平成2.11.20 富士見書房刊行
俳句研究別冊 能村登四郎読本
昔飲み屋で、村上さんの33歳の誕生日を祝った時に村上さんは「サーティースリー歳になりました」と両方の指を三本づつ立てて楽しそうにしていたなぁと。八月は村上さんと僕の誕生月で、村上さん、何歳なりました?と聞いたら、36です、あなたは?あぁ僕、32になってしまいました。
いやー、早いですなー、とか何とか言ってましたが、10年後もまた、いやー、早いですなー、と同じようなことを言ってるんでしょうね。
いつ忙しくなったり、そのせいで気力が衰えてくるかもしれないので、読むつもりのあるものは体力のあるうち早めに読んでおきたいなと、そうは言ってもなかなか難しいんですけど。
さて、能村登四郎を読んでいこうと思います。
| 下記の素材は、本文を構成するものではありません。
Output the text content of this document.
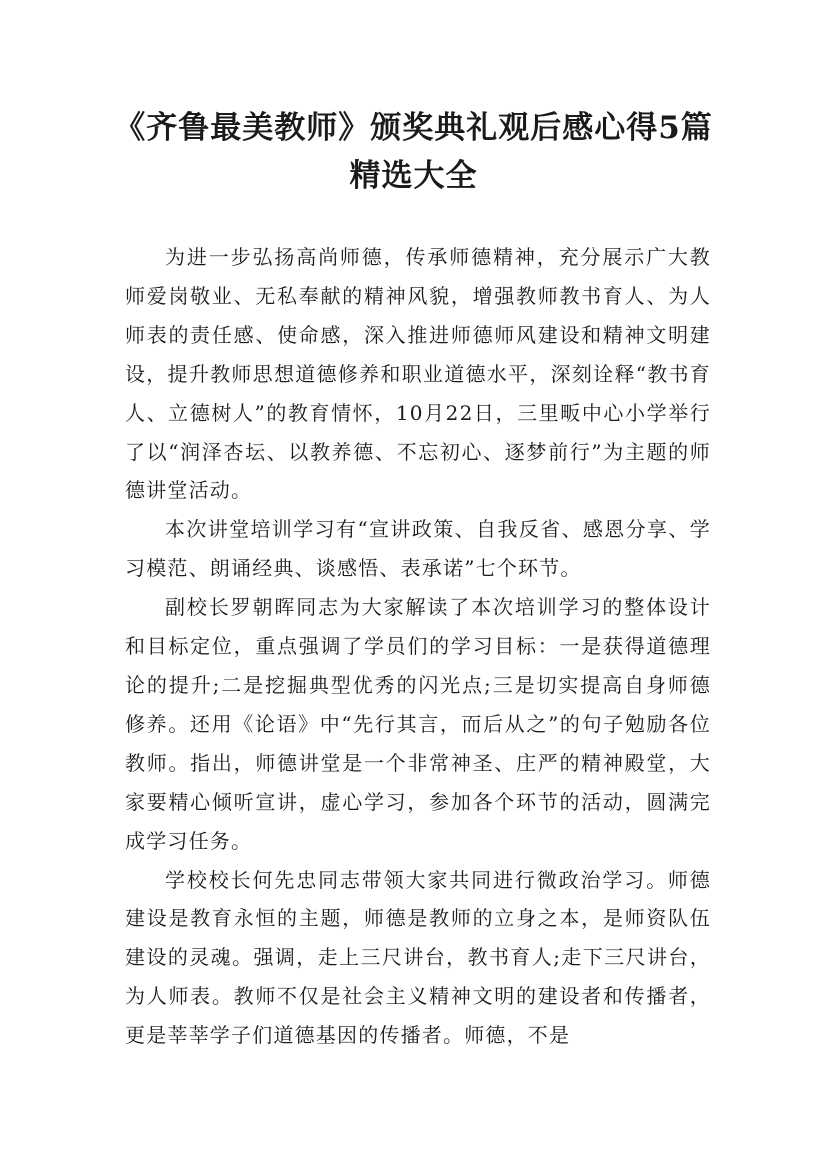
《齐鲁最美教师》颁奖典礼观后感心得5篇精选大全

为进一步弘扬高尚师德，传承师德精神，充分展示广大教师爱岗敬业、无私奉献的精神风貌，增强教师教书育人、为人师表的责任感、使命感，深入推进师德师风建设和精神文明建设，提升教师思想道德修养和职业道德水平，深刻诠释“教书育人、立德树人”的教育情怀，10月22日，三里畈中心小学举行了以“润泽杏坛、以教养德、不忘初心、逐梦前行”为主题的师德讲堂活动。

本次讲堂培训学习有“宣讲政策、自我反省、感恩分享、学习模范、朗诵经典、谈感悟、表承诺”七个环节。

副校长罗朝晖同志为大家解读了本次培训学习的整体设计和目标定位，重点强调了学员们的学习目标：一是获得道德理论的提升;二是挖掘典型优秀的闪光点;三是切实提高自身师德修养。还用《论语》中“先行其言，而后从之”的句子勉励各位教师。指出，师德讲堂是一个非常神圣、庄严的精神殿堂，大家要精心倾听宣讲，虚心学习，参加各个环节的活动，圆满完成学习任务。

学校校长何先忠同志带领大家共同进行微政治学习。师德建设是教育永恒的主题，师德是教师的立身之本，是师资队伍建设的灵魂。强调，走上三尺讲台，教书育人;走下三尺讲台，为人师表。教师不仅是社会主义精神文明的建设者和传播者，更是莘莘学子们道德基因的传播者。师德，不是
まづは『咀嚼音』から。
『定本 咀嚼音』
くちびるを出て朝寒のこゑとなる
「会社には、行きたくない」
ぬばたまの黒飴さはに良寛忌
黒飴は子どもは嫌い、大人は好き。
雪といふほどもなきもの松過ぎに
たいしたものではござらん。
夜の菊積む書の中に家計簿も
重要なのは家計簿。
菊活けて学校がまねく狂言師
めでたいはありがたい。
枯芝に寝てこの時も師弟たり
ね。
綿虫に瞠くひとみ蒼むまで
蒼きひとみ。
同窓会に妻ゆかずをり冬椿
冬椿まで健気。
子とみれば雪ゆたかなる童話劇
夢いっぱい雪いっぱい。
妻のほかの黒髪知らず夜の梅
もちろんですとも。
薔薇の門家庭教師として潜る
薔薇の門って。紅茶と珈琲が出る。
新涼の大根おろし山なりに
もり。
初菊の一束はまづ吾子の師へ
そういうのをちゃんとします。
子にみやげなき秋の夜の肩ぐるま
子どもは居ないけど、子に土産を買ってあげたい、という願望はある。おじーさんになったら近所の子どもに飴をあげたい、という願望もある。
苗市に教へ子とその幼な妻
うむうむ、よしよし。
蟻地獄遠からずあり蟻はげむ
蟻さんの必死。
教へ子と机修理の槌さわやか
これは良い句。爽やかな思い出、こういうの、僕になかったなぁ。
たはやすく教師忘らる卒業後
教師のさみしさって良いなと。毎年笑って毎年泣くんでしょうね、そういうのはきっと良い先生。